One big caveat either way: Nazca is a time investment. It’s around two hours from Huacachina, and there’s a lot of waiting around – the planes only take five or six people, so you wait for your whole group to cycle through, plus a long lunch stop marooned in Nazca town, which… doesn’t have much going on. If you’re into mystery and archaeology, do it. If you’re on a tight schedule, be honest about whether it’s worth the day it’ll eat.
When to book ahead (and when not to)
For the basics – sandboarding, dune buggies, vineyard tours – there’s no need to book in advance. In fact, I’d actively discourage it, because you’ll pay well over the odds.

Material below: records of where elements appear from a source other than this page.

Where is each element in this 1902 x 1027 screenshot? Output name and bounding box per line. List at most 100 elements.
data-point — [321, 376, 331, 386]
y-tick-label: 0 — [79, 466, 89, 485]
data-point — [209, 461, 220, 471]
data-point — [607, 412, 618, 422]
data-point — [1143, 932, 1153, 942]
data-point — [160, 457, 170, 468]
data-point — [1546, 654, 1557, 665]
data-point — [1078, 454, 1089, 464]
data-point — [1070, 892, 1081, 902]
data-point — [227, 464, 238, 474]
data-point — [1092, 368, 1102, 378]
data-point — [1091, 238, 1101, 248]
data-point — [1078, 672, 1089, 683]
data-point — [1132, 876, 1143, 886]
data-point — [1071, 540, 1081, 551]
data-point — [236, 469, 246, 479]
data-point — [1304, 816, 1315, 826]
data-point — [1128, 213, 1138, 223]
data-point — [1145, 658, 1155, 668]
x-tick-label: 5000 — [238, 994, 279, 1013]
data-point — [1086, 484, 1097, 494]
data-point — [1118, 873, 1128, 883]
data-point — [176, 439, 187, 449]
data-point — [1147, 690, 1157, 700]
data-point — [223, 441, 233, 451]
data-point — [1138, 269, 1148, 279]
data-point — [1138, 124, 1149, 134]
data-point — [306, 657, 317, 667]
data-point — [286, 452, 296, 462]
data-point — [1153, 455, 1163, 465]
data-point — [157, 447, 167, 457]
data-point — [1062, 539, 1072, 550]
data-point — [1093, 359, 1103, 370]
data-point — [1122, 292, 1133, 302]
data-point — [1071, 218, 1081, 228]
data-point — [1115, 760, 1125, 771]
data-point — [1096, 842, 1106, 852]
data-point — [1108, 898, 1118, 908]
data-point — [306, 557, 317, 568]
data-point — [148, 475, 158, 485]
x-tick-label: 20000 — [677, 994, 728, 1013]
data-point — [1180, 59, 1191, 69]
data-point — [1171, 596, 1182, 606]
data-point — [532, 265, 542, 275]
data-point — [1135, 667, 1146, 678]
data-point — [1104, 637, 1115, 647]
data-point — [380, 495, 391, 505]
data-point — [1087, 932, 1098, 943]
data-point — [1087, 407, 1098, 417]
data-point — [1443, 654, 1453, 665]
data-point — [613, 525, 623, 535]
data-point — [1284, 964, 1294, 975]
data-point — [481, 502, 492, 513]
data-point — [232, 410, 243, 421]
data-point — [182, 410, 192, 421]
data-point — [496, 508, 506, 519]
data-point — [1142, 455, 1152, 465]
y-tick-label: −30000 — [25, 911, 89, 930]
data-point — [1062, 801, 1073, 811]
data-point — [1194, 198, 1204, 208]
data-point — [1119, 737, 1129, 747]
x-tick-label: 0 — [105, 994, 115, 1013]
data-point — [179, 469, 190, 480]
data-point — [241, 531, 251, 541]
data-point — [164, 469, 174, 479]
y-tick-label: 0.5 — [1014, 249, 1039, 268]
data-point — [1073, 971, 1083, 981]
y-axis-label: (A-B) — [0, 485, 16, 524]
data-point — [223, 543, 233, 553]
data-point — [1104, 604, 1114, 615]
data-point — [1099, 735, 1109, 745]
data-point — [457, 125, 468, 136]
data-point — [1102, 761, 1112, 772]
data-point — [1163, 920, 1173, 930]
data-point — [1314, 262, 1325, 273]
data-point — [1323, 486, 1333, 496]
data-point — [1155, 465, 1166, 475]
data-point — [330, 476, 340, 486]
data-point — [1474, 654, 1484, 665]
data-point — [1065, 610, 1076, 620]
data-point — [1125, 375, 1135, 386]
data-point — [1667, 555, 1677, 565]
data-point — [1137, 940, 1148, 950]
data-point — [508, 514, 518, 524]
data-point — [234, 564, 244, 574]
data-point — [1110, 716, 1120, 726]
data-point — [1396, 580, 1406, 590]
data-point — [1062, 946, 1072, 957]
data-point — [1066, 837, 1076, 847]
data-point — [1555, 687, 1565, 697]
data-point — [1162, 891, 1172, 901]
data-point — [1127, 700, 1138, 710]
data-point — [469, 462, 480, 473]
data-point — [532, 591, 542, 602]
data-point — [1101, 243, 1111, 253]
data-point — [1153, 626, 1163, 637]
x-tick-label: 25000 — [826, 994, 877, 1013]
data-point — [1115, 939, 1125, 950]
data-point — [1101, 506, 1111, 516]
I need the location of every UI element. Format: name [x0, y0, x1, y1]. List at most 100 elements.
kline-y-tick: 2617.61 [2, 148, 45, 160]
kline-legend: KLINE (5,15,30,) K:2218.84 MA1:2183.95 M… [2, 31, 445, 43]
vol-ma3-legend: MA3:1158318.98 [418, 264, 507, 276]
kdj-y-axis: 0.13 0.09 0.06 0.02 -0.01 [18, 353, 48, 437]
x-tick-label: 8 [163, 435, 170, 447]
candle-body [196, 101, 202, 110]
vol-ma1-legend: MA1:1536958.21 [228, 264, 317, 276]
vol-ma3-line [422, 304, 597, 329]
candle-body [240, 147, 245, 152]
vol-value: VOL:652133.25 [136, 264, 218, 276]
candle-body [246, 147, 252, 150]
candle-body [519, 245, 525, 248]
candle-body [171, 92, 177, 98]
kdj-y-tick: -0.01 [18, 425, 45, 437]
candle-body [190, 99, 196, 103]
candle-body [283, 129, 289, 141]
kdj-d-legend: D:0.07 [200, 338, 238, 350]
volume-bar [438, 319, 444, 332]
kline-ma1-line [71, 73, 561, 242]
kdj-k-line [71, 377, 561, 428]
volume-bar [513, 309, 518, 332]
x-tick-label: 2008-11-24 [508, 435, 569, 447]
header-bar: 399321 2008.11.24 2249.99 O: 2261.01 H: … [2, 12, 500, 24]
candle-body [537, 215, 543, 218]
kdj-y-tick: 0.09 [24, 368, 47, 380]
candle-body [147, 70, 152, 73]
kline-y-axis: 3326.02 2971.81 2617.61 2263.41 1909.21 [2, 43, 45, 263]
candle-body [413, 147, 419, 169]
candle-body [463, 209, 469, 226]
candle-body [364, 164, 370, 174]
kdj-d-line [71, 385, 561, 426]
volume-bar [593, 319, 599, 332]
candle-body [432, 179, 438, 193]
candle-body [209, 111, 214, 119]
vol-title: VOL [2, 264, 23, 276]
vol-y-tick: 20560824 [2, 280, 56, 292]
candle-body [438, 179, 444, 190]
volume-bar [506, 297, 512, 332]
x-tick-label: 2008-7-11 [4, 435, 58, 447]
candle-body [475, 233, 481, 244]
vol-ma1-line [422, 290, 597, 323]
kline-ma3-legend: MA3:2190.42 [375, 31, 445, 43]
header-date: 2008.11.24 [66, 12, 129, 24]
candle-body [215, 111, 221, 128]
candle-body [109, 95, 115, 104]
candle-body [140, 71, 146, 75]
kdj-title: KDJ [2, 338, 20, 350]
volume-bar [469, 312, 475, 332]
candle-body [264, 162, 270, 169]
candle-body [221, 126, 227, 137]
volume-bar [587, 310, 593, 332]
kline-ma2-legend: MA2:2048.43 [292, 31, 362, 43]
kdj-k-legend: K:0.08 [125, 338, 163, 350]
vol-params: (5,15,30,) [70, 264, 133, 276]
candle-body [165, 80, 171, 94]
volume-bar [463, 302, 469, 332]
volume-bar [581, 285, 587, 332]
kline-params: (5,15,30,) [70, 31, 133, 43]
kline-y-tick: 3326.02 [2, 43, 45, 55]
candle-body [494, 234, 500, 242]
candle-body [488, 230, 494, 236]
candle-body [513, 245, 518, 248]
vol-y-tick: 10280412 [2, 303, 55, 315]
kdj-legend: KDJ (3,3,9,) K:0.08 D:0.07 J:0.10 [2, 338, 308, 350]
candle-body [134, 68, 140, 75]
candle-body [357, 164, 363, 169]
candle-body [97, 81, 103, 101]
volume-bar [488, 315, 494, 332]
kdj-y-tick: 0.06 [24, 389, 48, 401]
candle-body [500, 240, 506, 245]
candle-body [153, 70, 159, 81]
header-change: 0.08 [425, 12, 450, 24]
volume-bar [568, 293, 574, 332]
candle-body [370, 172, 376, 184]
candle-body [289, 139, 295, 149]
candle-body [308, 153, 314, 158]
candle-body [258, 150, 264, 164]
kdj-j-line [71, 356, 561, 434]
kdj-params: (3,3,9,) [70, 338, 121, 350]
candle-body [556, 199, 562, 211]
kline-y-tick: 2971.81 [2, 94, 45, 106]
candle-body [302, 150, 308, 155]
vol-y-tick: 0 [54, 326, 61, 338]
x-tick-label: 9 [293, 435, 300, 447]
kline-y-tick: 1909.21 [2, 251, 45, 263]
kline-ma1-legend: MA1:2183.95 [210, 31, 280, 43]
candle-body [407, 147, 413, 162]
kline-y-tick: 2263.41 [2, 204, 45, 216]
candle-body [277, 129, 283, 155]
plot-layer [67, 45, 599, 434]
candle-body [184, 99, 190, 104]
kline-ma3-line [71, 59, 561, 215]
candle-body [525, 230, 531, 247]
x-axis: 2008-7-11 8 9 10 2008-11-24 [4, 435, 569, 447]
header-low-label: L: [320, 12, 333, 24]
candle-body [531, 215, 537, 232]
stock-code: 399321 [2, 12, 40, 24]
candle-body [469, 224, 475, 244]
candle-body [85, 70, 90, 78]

The touts all over town can be stressful, but you don’t have to deal with them: there are legit tourism agencies with actual storefronts along the main street (between Viajero and Wild Rover), and that’s the easier, calmer way to sort it.
Paracas you can book ahead if you want to lock it in and guarantee a spot on limited time. You’ll pay a bit more but it’ll be sorted. There is a great option via GetYour Guide here. Or, just book it through one of the many town agencies the day before.
Nazca is the one to book in advance, especially if you’re set on a flight. Take either the flight option, or an overland tour with viewing platforms and additional Nazca sites.



Should you DIY it, or take a tour from Lima?
The first time I came to Huacachina, I actually did a two-day tour from Lima that looped Paracas, Huacachina and the Nazca Lines and back. I loved it as a no-brainer getaway from Lima where you don’t have to think about logistics. But it genuinely didn’t give me enough time in any one place. There was no wine or pisco tasting, the dune bashing was long and on a rigid schedule, and there was very little flexibility.
Now that I’ve been back and done it DIY, I’ve absolutely loved organising the activities in the order and priority I actually want. So, if you’re on a really tight schedule, an organised tour is a great way to hit the highlights fast. But if you have a few days, doing it yourself from a base in Huacachina wins every time.
FAQ
Is Huacachina worth visiting if I’m not a partier? Completely. The dunes, sunsets, dune buggying, day trips to Paracas, the vineyards and Nazca all have nothing to do with the party scene. You can very easily spend a couple of great days here and never set foot in Wild Rover.
How many days do you need in Huacachina? Two to three. One full day for the dunes and oasis itself, and one or two more if you want to add day trips to Paracas, the vineyards or Nazca.
What’s the best time to visit Huacachina? It’s dry and sunny more or less year-round, so there’s no bad time. Days are hot and evenings cool off quickly, so always pack a layer.
Do I need to book dune buggy and sandboarding tours in advance? No. Book in town on the day through a proper agency on the main strip. It’s cheaper than booking online, and availability is rarely an issue.
Can you see the Nazca Lines without flying? Yes. There are roadside viewing towers, and overland tours that pair the towers with the Cantalloc Aqueducts, Paredones and the María Reiche museum – a good option if flights (or motion sickness) aren’t for you.
Is Huacachina expensive? Not really. Across taxis, tours and activities you can do a lot on a modest budget – most of the headline activities sit around S/50–100.
This post contains affiliate links. If you book through them I may earn a small commission at no extra cost to you. I only ever recommend things I’ve actually done and would genuinely suggest.